LIFE IS A FUCKING MIRACLE!!!

I’m sure you’ve had a similar experience in your life. Time goes by a little more slowly and everything seems to be exactly in its place. We sometimes call it “Flow” or “The Zone.” It’s a great place to be, right? To see the miracle of the moment in its infinite glory?

That’s why I meditate. Sort of. Not because I’m getting some reward for it, but something about sitting on a cushion, in relative quiet, over time, with intention and attention, pins me to the here and now—where I will always be. Self-consciousness makes way, subtly, maybe, for self-awareness. It reminds me of a quote I’m probably getting wrong (attributed, I think, to either Joshu Sasaki or Shunryu Suzuki): “You’re perfect as you are. And you could use some improving!”

Exactly.

What worries me about the term mindfulness now, and the industrial complex that has arisen to buttress it up, is that it seems a bit lost in a bustling swap meet. It’s like some sort of get-rich-quick scheme on the installment plan. Bullshit. You don’t need special cloths. You don’t need to be right in the head. There is no requisite magazine subscription. It doesn’t care about your race, ethnicity, religion, sexual orientation, or what you ate for breakfast. In fact, it doesn’t care about the celebrated science behind it. You come to this practice as you are, where you are.

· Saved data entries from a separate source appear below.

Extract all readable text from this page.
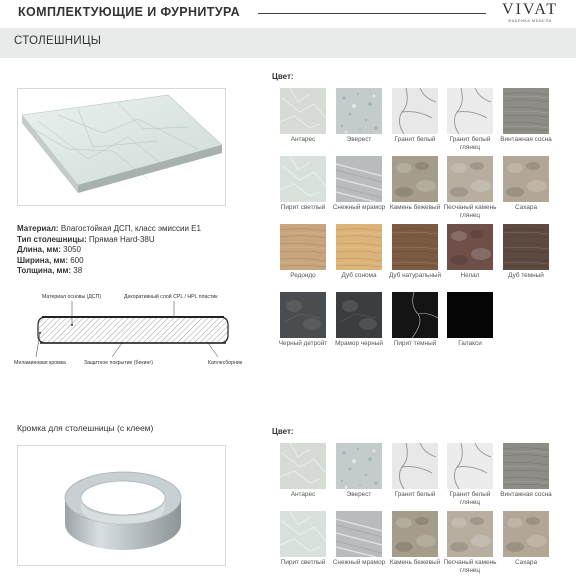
КОМПЛЕКТУЮЩИЕ И ФУРНИТУРА	VIVAT
ФАБРИКА МЕБЕЛИ
СТОЛЕШНИЦЫ
Материал: Влагостойкая ДСП, класс эмиссии E1
Тип столешницы: Прямая Hard-38U
Длина, мм: 3050
Ширина, мм: 600
Толщина, мм: 38
Материал основы (ДСП)	Декоративный слой CPL / HPL пластик
Меламиновая кромка	Защитное покрытие (бекинг)	Каплесборник
Кромка для столешницы (с клеем)
Цвет:
Цвет:
Антарес	Эверест	Гранит белый	Гранит белый глянец
Винтажная сосна
Пирит светлый	Снежный мрамор Камень бежевый Песчаный камень глянец
Сахара
Редондо	Дуб сонома	Дуб натуральный	Непал	Дуб темный
Черный детройт	Мрамор черный	Пирит темный	Галакси
Антарес	Эверест	Гранит белый	Гранит белый глянец
Винтажная сосна
Пирит светлый	Снежный мрамор Камень бежевый Песчаный камень глянец
Сахара
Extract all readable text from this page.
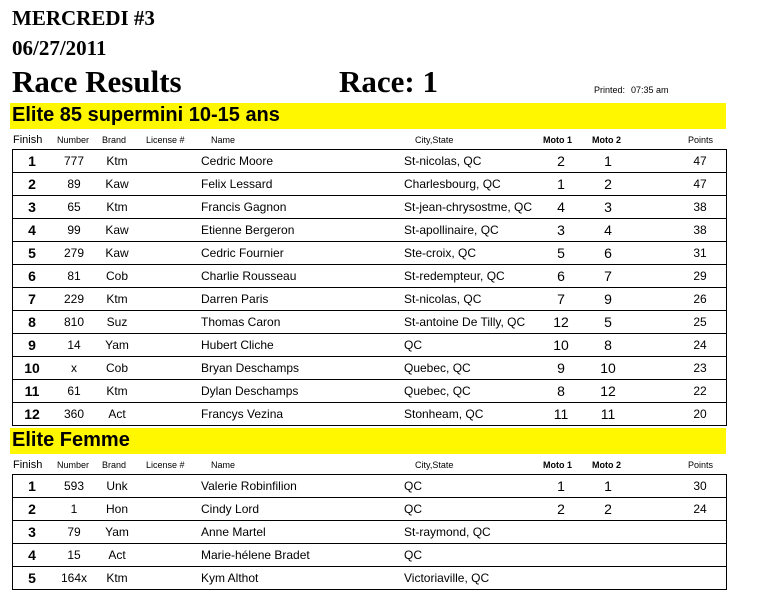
MERCREDI #3
06/27/2011
Race Results	Race: 1	Printed: 07:35 am
Elite 85 supermini 10-15 ans
Finish Number Brand License #	Name	City,State	Moto 1 Moto 2	Points
1	777	Ktm	Cedric Moore	St-nicolas, QC	2	1	47
2	89	Kaw	Felix Lessard	Charlesbourg, QC	1	2	47
3	65	Ktm	Francis Gagnon	St-jean-chrysostme, QC	4	3	38
4	99	Kaw	Etienne Bergeron	St-apollinaire, QC	3	4	38
5	279	Kaw	Cedric Fournier	Ste-croix, QC	5	6	31
6	81	Cob	Charlie Rousseau	St-redempteur, QC	6	7	29
7	229	Ktm	Darren Paris	St-nicolas, QC	7	9	26
8	810	Suz	Thomas Caron	St-antoine De Tilly, QC	12	5	25
9	14	Yam	Hubert Cliche	QC	10	8	24
10	x	Cob	Bryan Deschamps	Quebec, QC	9	10	23
11	61	Ktm	Dylan Deschamps	Quebec, QC	8	12	22
12	360	Act	Francys Vezina	Stonheam, QC	11	11	20
Elite Femme
Finish Number Brand License #	Name	City,State	Moto 1 Moto 2	Points
1	593	Unk	Valerie Robinfilion	QC	1	1	30
2	1	Hon	Cindy Lord	QC	2	2	24
3	79	Yam	Anne Martel	St-raymond, QC
4	15	Act	Marie-hélene Bradet	QC
5	164x	Ktm	Kym Althot	Victoriaville, QC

You sit. The subconscious somehow becomes, over time, objectified: a silly, beautiful friend, this monkey mind. You accept that. Life goes on. But you sit. As T.S. Eliot put it in his poem “Ash Wednesday”: “Teach us to care and not to care/Teach us to sit still.”

Mindfulness isn’t about inaction or stopping the cognitive process or becoming apathetic at all. It’s instead about creating the space for real thinking about real issues and thereby formulating a reasonable response. This is why it’s so important, I think, for you, my front-line friends—why I wrote the book: The A in OODA stands for what your will be judged by.

To see the miracle through the noise and the inevitable grief that will arise: Social media, bad calls, politics, illness, money trouble, phony leaders, betrayals, and so forth—if you can deal with that (life) and still appreciate the miracle of it all (also, life), well, you’re probably more mindful than I am.

Conclusion

It’s a book I didn’t want to write. And having written it, it’s not the book I would write today. Still, I think it’s one that will be helpful for first responders and other front-line workers. Bottom line: Life doesn’t require celebrities or social media, pundits or academics. But without people like you all institutions shut down. Life as we know it stops. As soon as now.